The other aspect of DNSSEC that appears to be a hindrance rather than an asset is that piecemeal deployment of DNSSEC makes DNSSEC resolution harder in some respects rather than easier. The issue here is that of the identification of trust anchors in the key chains. DNSSEC does not permit indirection of any form, and either the zone's immediate parent must be in a position to countersign the zone's public key signing key, or the zone must become a trust anchor in its own right. Now if everyone adopted DNSSEC the task of the client would be very straight forward: load the key signing key of the root zone of the DNS into DNSSEC and everything else will validate indirectly via a signing chain against that single trust key. But when there is only piecemeal deployment then a client needs to track down all the instances of local trust points where there is no "upward" signature link back towards the root zone. This poses some quite difficult practical questions: How does a DNS client establish a trusted relationship with all the current DNSSEC signed zones which have no immediate DNSSEC delegation parent? How does a DNS client become aware of zone key rollovers of these trust points? How can this process be managed in some automated fashion outside of the DNS delegation hierarchy? What is the potential role of intermediaries in this process? Who can a client tell between a genuine intermediary and a malign intermediary?

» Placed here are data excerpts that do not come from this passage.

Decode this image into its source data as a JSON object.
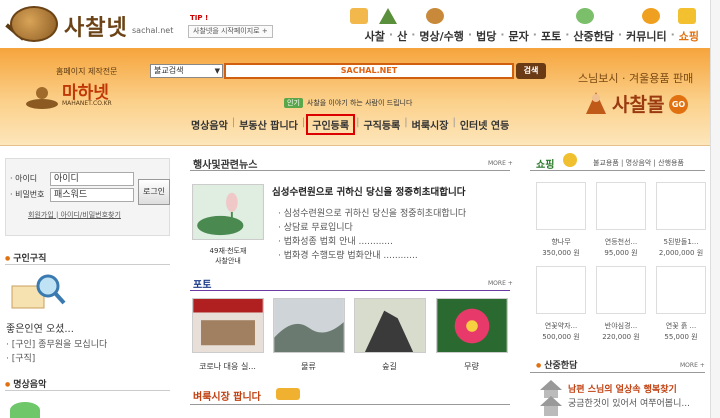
{
  "header": {
    "logo_text": "사찰넷",
    "logo_domain": "sachal.net",
    "tip_label": "TIP !",
    "tip_box": "사찰넷을 시작페이지로 +",
    "nav": [
      "사찰",
      "산",
      "명상/수행",
      "법당",
      "문자",
      "포토",
      "산중한담",
      "커뮤니티",
      "쇼핑"
    ]
  },
  "banner": {
    "mahanet_small": "홈페이지 제작전문",
    "mahanet_name": "마하넷",
    "mahanet_sub": "MAHANET.CO.KR",
    "search_select": "불교검색",
    "search_value": "SACHAL.NET",
    "search_button": "검색",
    "popular_tag": "인기",
    "popular_text": "사찰을 이야기 하는 사람이 드립니다",
    "links": [
      "명상음악",
      "부동산 팝니다",
      "구인등록",
      "구직등록",
      "벼룩시장",
      "인터넷 연등"
    ],
    "mall_top": "스님보시 · 겨울용품 판매",
    "mall_name": "사찰몰",
    "mall_go": "GO"
  },
  "login": {
    "id_label": "· 아이디",
    "pw_label": "· 비밀번호",
    "id_value": "아이디",
    "pw_value": "패스워드",
    "button": "로그인",
    "join": "회원가입",
    "find": "아이디/비밀번호찾기"
  },
  "left": {
    "job_title": "구인구직",
    "job_item1": "좋은인연 오셨...",
    "job_item2": "· [구인] 종무원을 모십니다",
    "job_item3": "· [구직]",
    "music_title": "명상음악"
  },
  "events": {
    "title": "행사및관련뉴스",
    "more": "MORE +",
    "headline": "심성수련원으로 귀하신 당신을 정중히초대합니다",
    "items": [
      "· 심성수련원으로 귀하신 당신을 정중히초대합니다",
      "· 상담료 무료입니다",
      "· 법화성종 법회 안내 ............",
      "· 법화경 수행도량 법화안내 ............"
    ],
    "thumb_caption1": "49재·천도재",
    "thumb_caption2": "사찰안내"
  },
  "photo": {
    "title": "포토",
    "more": "MORE +",
    "captions": [
      "코로나 대응 실...",
      "물류",
      "숲길",
      "무량"
    ]
  },
  "flea": {
    "title": "벼룩시장 팝니다"
  },
  "shop": {
    "title": "쇼핑",
    "links": "불교용품 | 명상음악 | 산행용품",
    "items": [
      {
        "name": "향나무",
        "price": "350,000 원"
      },
      {
        "name": "연등천선...",
        "price": "95,000 원"
      },
      {
        "name": "5된받돌1...",
        "price": "2,000,000 원"
      },
      {
        "name": "연꽃약자...",
        "price": "500,000 원"
      },
      {
        "name": "반야심경...",
        "price": "220,000 원"
      },
      {
        "name": "연꽃 흙 ...",
        "price": "55,000 원"
      }
    ]
  },
  "talk": {
    "title": "산중한담",
    "more": "MORE +",
    "line1": "남편 스님의 얼상속 행복찾기",
    "line2": "궁금한것이 있어서 여쭈어봅니..."
  },
  "colors": {
    "accent": "#e07010",
    "banner_top": "#f6a43c",
    "brand_brown": "#6b4316"
  }
}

And, of course, there is the ultimate issue of use of DNSSEC. It has been commonly reported that when a browser generates a pop-up screen warning that a browser certificate has expired and requesting whether the user wishes to proceed in any case, the common response is for the user to simply request the application to proceed! What form of application behaviour would be appropriate in the case of a DNSSEC validation failure? In applications that are intended for direct interaction with a human end user, then there is always the option of a dialog box and some user direction as to how to proceed. But DNS resolution occurs in many contexts, and it is often the case that there is no option to enter into a user dialog as to how to proceed. Should an application deliberately fail if DNSSEC validation fails? Would widespread use of DNSSEC be opening up a new form of denial of service attack by deliberately corrupting a DNSSEC response in order to trigger application failure on the end system?

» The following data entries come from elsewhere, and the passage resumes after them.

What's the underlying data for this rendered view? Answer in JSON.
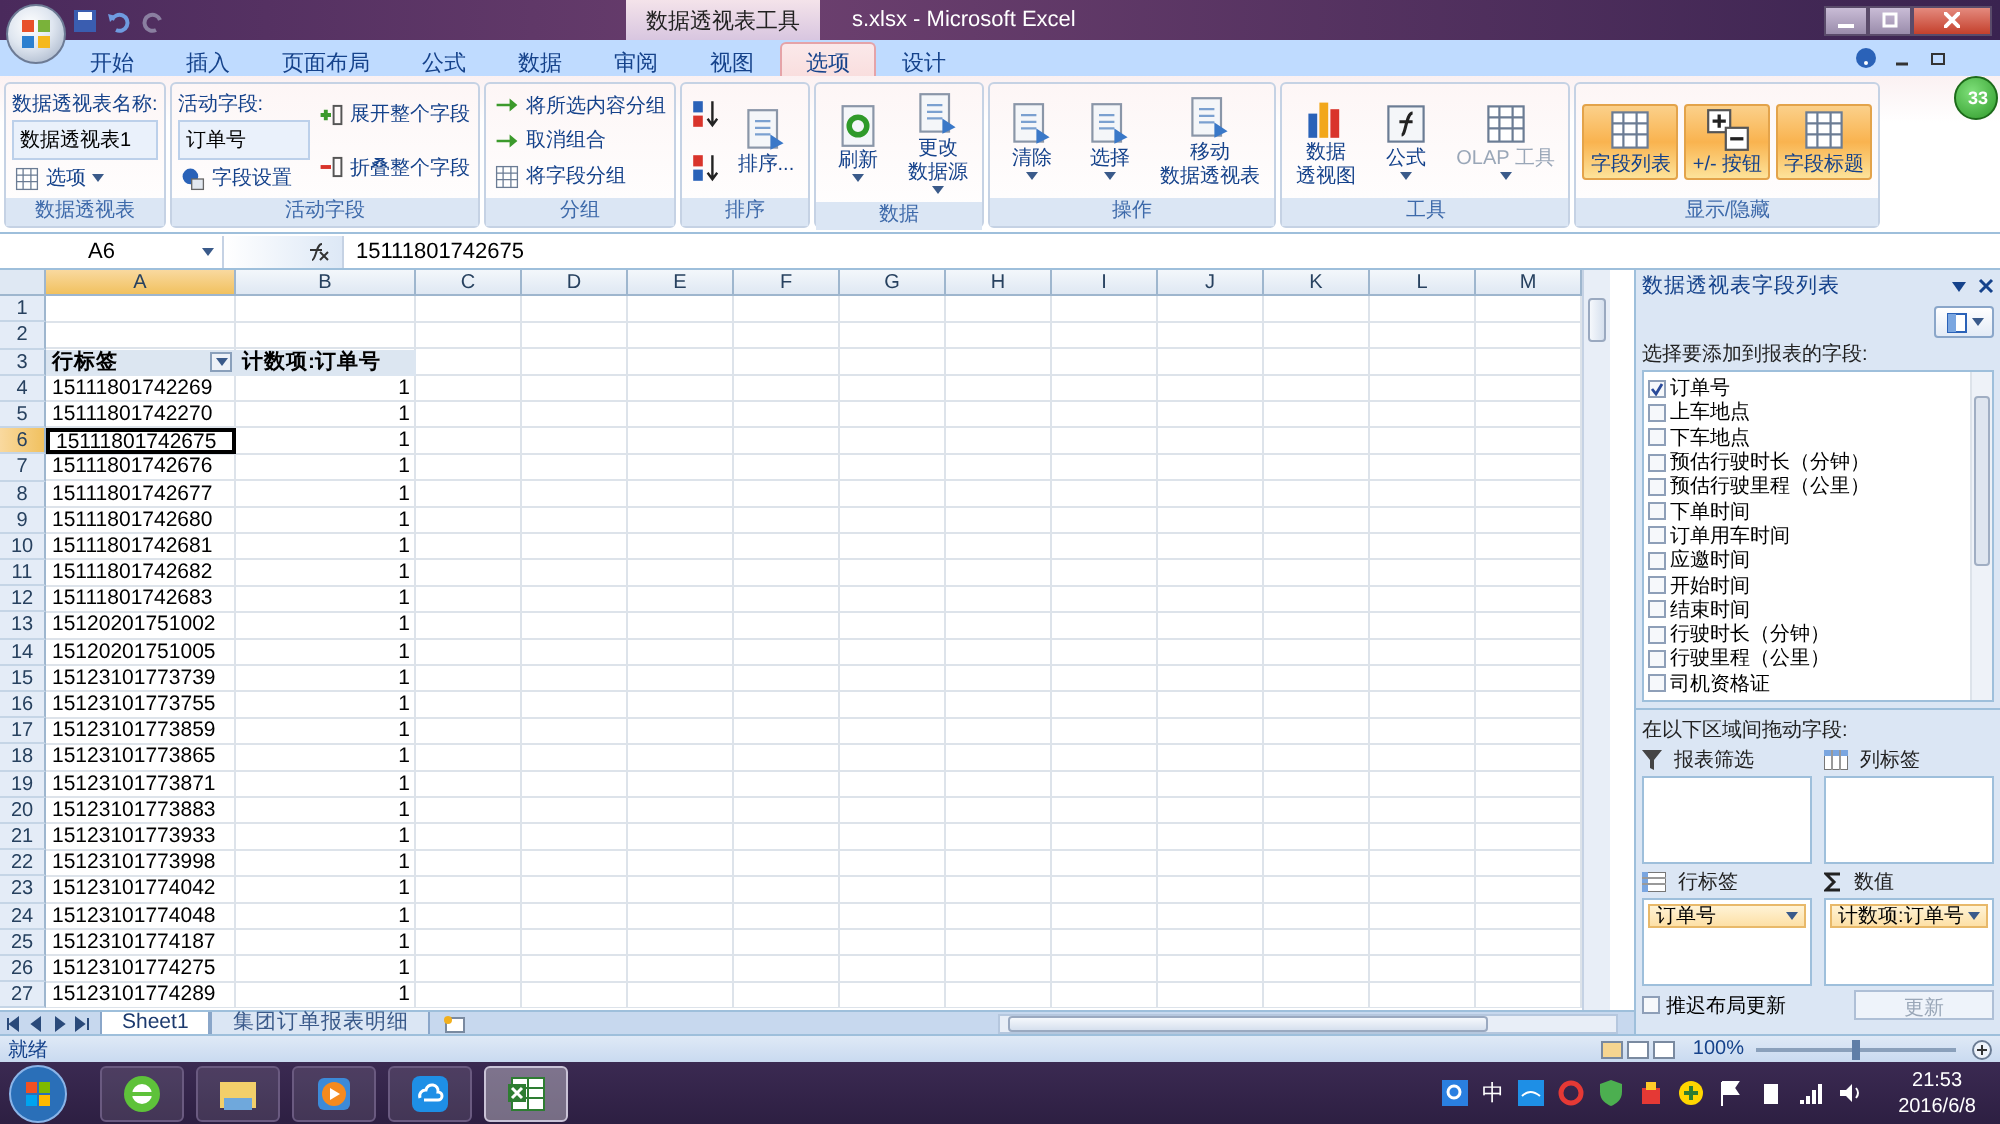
{
  "title_bar": {
    "contextual_title": "数据透视表工具",
    "title": "s.xlsx - Microsoft Excel"
  },
  "tabs": [
    {
      "label": "开始",
      "selected": false
    },
    {
      "label": "插入",
      "selected": false
    },
    {
      "label": "页面布局",
      "selected": false
    },
    {
      "label": "公式",
      "selected": false
    },
    {
      "label": "数据",
      "selected": false
    },
    {
      "label": "审阅",
      "selected": false
    },
    {
      "label": "视图",
      "selected": false
    },
    {
      "label": "选项",
      "selected": true
    },
    {
      "label": "设计",
      "selected": false
    }
  ],
  "badge": "33",
  "ribbon_groups": [
    {
      "label": "数据透视表",
      "columns": [
        [
          {
            "kind": "caption",
            "label": "数据透视表名称:"
          },
          {
            "kind": "field",
            "value": "数据透视表1"
          },
          {
            "kind": "small",
            "label": "选项",
            "dropdown": true
          }
        ]
      ]
    },
    {
      "label": "活动字段",
      "columns": [
        [
          {
            "kind": "caption",
            "label": "活动字段:"
          },
          {
            "kind": "field",
            "value": "订单号"
          },
          {
            "kind": "small",
            "label": "字段设置"
          }
        ],
        [
          {
            "kind": "small",
            "label": "展开整个字段"
          },
          {
            "kind": "small",
            "label": "折叠整个字段"
          }
        ]
      ]
    },
    {
      "label": "分组",
      "columns": [
        [
          {
            "kind": "small",
            "label": "将所选内容分组"
          },
          {
            "kind": "small",
            "label": "取消组合"
          },
          {
            "kind": "small",
            "label": "将字段分组"
          }
        ]
      ]
    },
    {
      "label": "排序",
      "columns": [
        [
          {
            "kind": "icon"
          },
          {
            "kind": "icon"
          }
        ],
        [
          {
            "kind": "large",
            "label": "排序..."
          }
        ]
      ]
    },
    {
      "label": "数据",
      "columns": [
        [
          {
            "kind": "large",
            "label": "刷新",
            "dropdown": true
          }
        ],
        [
          {
            "kind": "large",
            "label_lines": [
              "更改",
              "数据源"
            ],
            "dropdown": true
          }
        ]
      ]
    },
    {
      "label": "操作",
      "columns": [
        [
          {
            "kind": "large",
            "label": "清除",
            "dropdown": true
          }
        ],
        [
          {
            "kind": "large",
            "label": "选择",
            "dropdown": true
          }
        ],
        [
          {
            "kind": "large",
            "label_lines": [
              "移动",
              "数据透视表"
            ]
          }
        ]
      ]
    },
    {
      "label": "工具",
      "columns": [
        [
          {
            "kind": "large",
            "label_lines": [
              "数据",
              "透视图"
            ]
          }
        ],
        [
          {
            "kind": "large",
            "label": "公式",
            "dropdown": true
          }
        ],
        [
          {
            "kind": "large",
            "label": "OLAP 工具",
            "dropdown": true,
            "disabled": true
          }
        ]
      ]
    },
    {
      "label": "显示/隐藏",
      "columns": [
        [
          {
            "kind": "toggle",
            "label": "字段列表",
            "on": true
          }
        ],
        [
          {
            "kind": "toggle",
            "label": "+/- 按钮",
            "on": true
          }
        ],
        [
          {
            "kind": "toggle",
            "label": "字段标题",
            "on": true
          }
        ]
      ]
    }
  ],
  "formula_bar": {
    "cell": "A6",
    "value": "15111801742675"
  },
  "sheet": {
    "columns": [
      {
        "label": "A",
        "selected": true
      },
      {
        "label": "B",
        "selected": false
      },
      {
        "label": "C",
        "selected": false
      },
      {
        "label": "D",
        "selected": false
      },
      {
        "label": "E",
        "selected": false
      },
      {
        "label": "F",
        "selected": false
      },
      {
        "label": "G",
        "selected": false
      },
      {
        "label": "H",
        "selected": false
      },
      {
        "label": "I",
        "selected": false
      },
      {
        "label": "J",
        "selected": false
      },
      {
        "label": "K",
        "selected": false
      },
      {
        "label": "L",
        "selected": false
      },
      {
        "label": "M",
        "selected": false
      }
    ],
    "rows": [
      {
        "number": "1",
        "selected": false,
        "kind": "empty"
      },
      {
        "number": "2",
        "selected": false,
        "kind": "empty"
      },
      {
        "number": "3",
        "selected": false,
        "kind": "header",
        "label": "行标签",
        "value": "计数项:订单号"
      },
      {
        "number": "4",
        "selected": false,
        "kind": "data",
        "label": "15111801742269",
        "value": "1"
      },
      {
        "number": "5",
        "selected": false,
        "kind": "data",
        "label": "15111801742270",
        "value": "1"
      },
      {
        "number": "6",
        "selected": true,
        "kind": "data",
        "label": "15111801742675",
        "value": "1"
      },
      {
        "number": "7",
        "selected": false,
        "kind": "data",
        "label": "15111801742676",
        "value": "1"
      },
      {
        "number": "8",
        "selected": false,
        "kind": "data",
        "label": "15111801742677",
        "value": "1"
      },
      {
        "number": "9",
        "selected": false,
        "kind": "data",
        "label": "15111801742680",
        "value": "1"
      },
      {
        "number": "10",
        "selected": false,
        "kind": "data",
        "label": "15111801742681",
        "value": "1"
      },
      {
        "number": "11",
        "selected": false,
        "kind": "data",
        "label": "15111801742682",
        "value": "1"
      },
      {
        "number": "12",
        "selected": false,
        "kind": "data",
        "label": "15111801742683",
        "value": "1"
      },
      {
        "number": "13",
        "selected": false,
        "kind": "data",
        "label": "15120201751002",
        "value": "1"
      },
      {
        "number": "14",
        "selected": false,
        "kind": "data",
        "label": "15120201751005",
        "value": "1"
      },
      {
        "number": "15",
        "selected": false,
        "kind": "data",
        "label": "15123101773739",
        "value": "1"
      },
      {
        "number": "16",
        "selected": false,
        "kind": "data",
        "label": "15123101773755",
        "value": "1"
      },
      {
        "number": "17",
        "selected": false,
        "kind": "data",
        "label": "15123101773859",
        "value": "1"
      },
      {
        "number": "18",
        "selected": false,
        "kind": "data",
        "label": "15123101773865",
        "value": "1"
      },
      {
        "number": "19",
        "selected": false,
        "kind": "data",
        "label": "15123101773871",
        "value": "1"
      },
      {
        "number": "20",
        "selected": false,
        "kind": "data",
        "label": "15123101773883",
        "value": "1"
      },
      {
        "number": "21",
        "selected": false,
        "kind": "data",
        "label": "15123101773933",
        "value": "1"
      },
      {
        "number": "22",
        "selected": false,
        "kind": "data",
        "label": "15123101773998",
        "value": "1"
      },
      {
        "number": "23",
        "selected": false,
        "kind": "data",
        "label": "15123101774042",
        "value": "1"
      },
      {
        "number": "24",
        "selected": false,
        "kind": "data",
        "label": "15123101774048",
        "value": "1"
      },
      {
        "number": "25",
        "selected": false,
        "kind": "data",
        "label": "15123101774187",
        "value": "1"
      },
      {
        "number": "26",
        "selected": false,
        "kind": "data",
        "label": "15123101774275",
        "value": "1"
      },
      {
        "number": "27",
        "selected": false,
        "kind": "data",
        "label": "15123101774289",
        "value": "1"
      }
    ]
  },
  "sheet_tabs": [
    {
      "label": "Sheet1",
      "selected": true
    },
    {
      "label": "集团订单报表明细",
      "selected": false
    }
  ],
  "status_bar": {
    "status": "就绪",
    "zoom": {
      "reading": "100%",
      "level": 0.5
    }
  },
  "field_panel": {
    "title": "数据透视表字段列表",
    "prompt": "选择要添加到报表的字段:",
    "fields": [
      {
        "label": "订单号",
        "checked": true
      },
      {
        "label": "上车地点",
        "checked": false
      },
      {
        "label": "下车地点",
        "checked": false
      },
      {
        "label": "预估行驶时长（分钟）",
        "checked": false
      },
      {
        "label": "预估行驶里程（公里）",
        "checked": false
      },
      {
        "label": "下单时间",
        "checked": false
      },
      {
        "label": "订单用车时间",
        "checked": false
      },
      {
        "label": "应邀时间",
        "checked": false
      },
      {
        "label": "开始时间",
        "checked": false
      },
      {
        "label": "结束时间",
        "checked": false
      },
      {
        "label": "行驶时长（分钟）",
        "checked": false
      },
      {
        "label": "行驶里程（公里）",
        "checked": false
      },
      {
        "label": "司机资格证",
        "checked": false
      }
    ],
    "drag_prompt": "在以下区域间拖动字段:",
    "areas": [
      {
        "label": "报表筛选",
        "kind": "filter"
      },
      {
        "label": "列标签",
        "kind": "columns"
      },
      {
        "label": "行标签",
        "kind": "rows",
        "items": [
          "订单号"
        ]
      },
      {
        "label": "数值",
        "kind": "values",
        "items": [
          "计数项:订单号"
        ]
      }
    ],
    "defer": {
      "label": "推迟布局更新",
      "checked": false
    },
    "update_button": {
      "label": "更新",
      "disabled": true
    }
  },
  "taskbar": {
    "ime": "中",
    "time": "21:53",
    "date": "2016/6/8"
  }
}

On the other hand, there is the view that exposure of vulnerabilities leads inexorably to exploitation, and leaving the DNS without the form of data protection provided by DNSSEC will inevitably lead to more prevalent forms of exploitation. From this perspective measures to allow a client to validate that a DNS response is authentic and complete is a valuable tool, and deployment experience with DNSSEC should stimulate the creation of DNS zone management tools that master the inherent complexities of this technology.

Where are we now?

DNSSEC is a standards-based mechanism that allows a client to validate DNS responses. It can expose attempts to pass off false DNS data as authentic using an approach of incrementally signed data and an interlocking hierarchy of signing keys to allow data verification. DNSSEC is a backwards compatible extension of DNS, and it works entirely within the existing structure of the DNS.

However, DNSSEC will work best when we all use it. In such a scenario of universal adoption clients will need to be equipped with a simple single local trust key that will "unlock" the entire key hierarchy of the DNS. If everyone uses DNSSEC we will not need to rely on the integrity and good intentions of a bevy of intermediate crypto key brokers to assemble useful and current lookaside lists to compensate for the lack of a complete interlocking structure of DNS zone keys.

And here "everyone" really means "everyone, from the root all the way down". Within a few days from now the root of the DNS will be DNSSEC signed with a verifiable key. A critical part of the scenario of universal adoption of DNSSEC, that of the apex of the key hierarchy will have been achieved. But when and how will the other parts of the DNS follow? Some DNS registrars are currently offering DNSSEC DS key registration as an extra cost option for name holders. While this provides some marginal incentive from the registration side for DNSSEC adoption, its difficult to see the path towards universal use of DNSSEC taking off when many of the incremental costs are loaded onto the name holder and the zone administrator while the majority of the benefits of adoption of DNSSEC lie in the intangible area of risk mitigation on the DNS client side.

So the signing of the root of the DNS does not in and of itself cure the DNS of all known security pitfalls. This particular root zone signing lifts the expectation that widespread adoption of DNSSEC is a feasible ambition, but its not the complete solution by any means.

It is perhaps more realistic to view the signing of the root of the DNS as one more milestone, albeit a very important and significant milestone, in a far longer DNSSEC path, rather than thinking that we've reached the ultimate destination of this particular journey.


References and Further Reading


Appendix I

Public Key Cryptography and PKIs

One of the longstanding approaches to this question of authenticity of data is that of public key cryptography.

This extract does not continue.